June 12, 2005, Updated September 14, 2012

Dr. David Passig on his virtual reality helmet: It is like the invention of the wheel. It is a paradigm shift – a whole new way of thinking.Dr. David Passig is someone who could never being accused of living in the past. Living in the future, however, is a charge to which he would plead guilty.

Passig is a ‘futurist’ whose teaching and research involves concepts – like virtual reality – used to only talked about in science fiction novels. But while his methods may seem exotic, his goals are very real: finding better ways of helping people – particularly children – learn.

As the chairman of the Graduate Program of Educational Technology at the School of Education at Bar-Ilan University, Passig’s work focuses on using virtual reality and other multimedia for the cause of education. And he may have found a way to make us all smarter.

Passig last week unveiled a virtual reality device that he says can actually raise one’s IQ.

“This has great breakthrough potential,” says Passig, a wiry man with a wide smile and knitted kippa who looks younger than his age. “It addresses cognitive skills that can’t be addressed in other ways,” he told ISRAEL21c.

His excitement is palpable when he talks about the possibilities for helping people through the use of virtual reality.

“It is like the invention of the wheel. It is a paradigm shift – a whole new way of thinking. Not just a different way of thinking, but a new way. Using it shifts our way of conceiving of and perceiving the world,” he said.

Over the past several years, working with a team of graduate students, Passig has been experimenting with virtual reality learning techniques. He has used the devices on hearing impaired children, who traditionally perform poorly on IQ tests. When fitted with virtual reality helmets that completely cover their eyes, the children are taken out of their physical surroundings and placed in a ‘virtual room.’ There they’re asked to perform various exercises for 10 to 20 minutes – one study involved conducting spatial rotation, and in another, they played a Tetris-like block game.

After doing the exercises daily, over a period of months, the children’s measured IQ rose by as much as 20 percent – significantly better than control groups doing similar exercises in two-dimensional formats.

In one of the studies, 16 children with normal hearing took part in the study as a second control group, in order to establish whether deaf children really are at a disadvantage in terms of their flexible thinking.
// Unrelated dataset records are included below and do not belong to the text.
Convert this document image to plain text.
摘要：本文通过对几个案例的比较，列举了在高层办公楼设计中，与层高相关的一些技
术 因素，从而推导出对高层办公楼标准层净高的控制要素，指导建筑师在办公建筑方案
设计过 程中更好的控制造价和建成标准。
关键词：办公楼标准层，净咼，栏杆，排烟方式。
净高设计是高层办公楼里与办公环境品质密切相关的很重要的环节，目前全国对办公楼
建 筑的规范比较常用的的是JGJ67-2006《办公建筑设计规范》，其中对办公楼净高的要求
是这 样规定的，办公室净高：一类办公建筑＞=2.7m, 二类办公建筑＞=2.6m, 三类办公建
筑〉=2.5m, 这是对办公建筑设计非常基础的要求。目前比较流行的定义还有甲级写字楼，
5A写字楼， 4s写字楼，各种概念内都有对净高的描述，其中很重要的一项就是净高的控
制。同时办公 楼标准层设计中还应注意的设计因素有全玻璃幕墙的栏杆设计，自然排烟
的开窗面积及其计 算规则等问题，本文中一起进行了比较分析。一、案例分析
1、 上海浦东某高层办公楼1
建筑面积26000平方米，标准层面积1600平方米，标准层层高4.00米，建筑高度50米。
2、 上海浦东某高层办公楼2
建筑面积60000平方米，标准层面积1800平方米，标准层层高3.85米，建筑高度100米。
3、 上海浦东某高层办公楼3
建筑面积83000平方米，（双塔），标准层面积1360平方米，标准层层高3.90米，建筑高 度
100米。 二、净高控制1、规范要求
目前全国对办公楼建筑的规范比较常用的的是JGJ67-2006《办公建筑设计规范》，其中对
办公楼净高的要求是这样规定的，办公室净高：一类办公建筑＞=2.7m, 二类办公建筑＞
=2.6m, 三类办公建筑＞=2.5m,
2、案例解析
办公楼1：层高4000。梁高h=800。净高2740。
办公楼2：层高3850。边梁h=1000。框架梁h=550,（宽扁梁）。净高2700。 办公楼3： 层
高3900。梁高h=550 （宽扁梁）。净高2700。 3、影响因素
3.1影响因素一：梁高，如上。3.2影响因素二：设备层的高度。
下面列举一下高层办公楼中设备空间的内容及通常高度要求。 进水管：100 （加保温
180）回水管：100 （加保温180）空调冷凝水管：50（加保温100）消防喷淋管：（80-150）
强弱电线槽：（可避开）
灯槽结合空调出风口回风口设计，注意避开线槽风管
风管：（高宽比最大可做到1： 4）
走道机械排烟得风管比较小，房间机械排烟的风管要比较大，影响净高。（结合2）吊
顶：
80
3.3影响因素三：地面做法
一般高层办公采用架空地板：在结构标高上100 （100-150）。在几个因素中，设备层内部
As a result of the virtual reality exercises, the gap between the experimental group and the control group of children narrowed – but there was enough improvement in the hearing children to suggest that virtual reality exercises can boost IQ in the non-impaired as well.

This has been backed up in new research conducted by another of Passig’s graduate students to be released shortly, in which children without any impairments were also able to improve their cognition. A new round of research, he says is beginning now with Down’s Syndrome children.

Passig is the only person in Israel with a PhD in future studies – which he completed at the University of Minnesota, after earning his B.A. and his M.A. in education there. Following his studies in the US, he returned to Israel in 1994 where he founded the Virtual Reality and Multimedia laboratory in Bar Ilan University, the first in Israel whose purpose is pursuing research in education and virtual reality.

While there are other virtual reality laboratories in the field of education – for example, at the University of North Carolina and University of Washington, Passig says that he is doing something unique.

“Most of the other centers are using virtual reality as a teaching aid,” he says. “But I want to take it to another level. There is something in this technology that we don’t yet understand, there is potential here and we are just scratching its surface. We are the only laboratory of this kind in the work developing technology to enhance thinking skills.”

Passig isn’t an easy person to track down. When he isn’t teaching advanced courses in future education, future technologies, systems theories, futures methodologies, multimedia and Virtual Reality, or supervising a large group of M.A. and PhD students whom he hopes will continue to push the envelope and use their imaginations to develop futuristic technologies, he’s making television, radio and other appearances.

ISRAEL21c caught up with him when he was appearing on a panel at the Microsoft Israel Digital City – a major exhibition of the latest gadgets and technologies featuring two days of lectures and panel discussions. Passig was in his element – appearing on a panel where the technology of the future was being discussed.

With two of his four children in the audience, he engaged in a lively dialogue about what lies ahead in the coming years – everything from flying cars to computer integrated home entertainment systems to the next step in transportation after the Segway.

For Passig and his research, today is already tomorrow.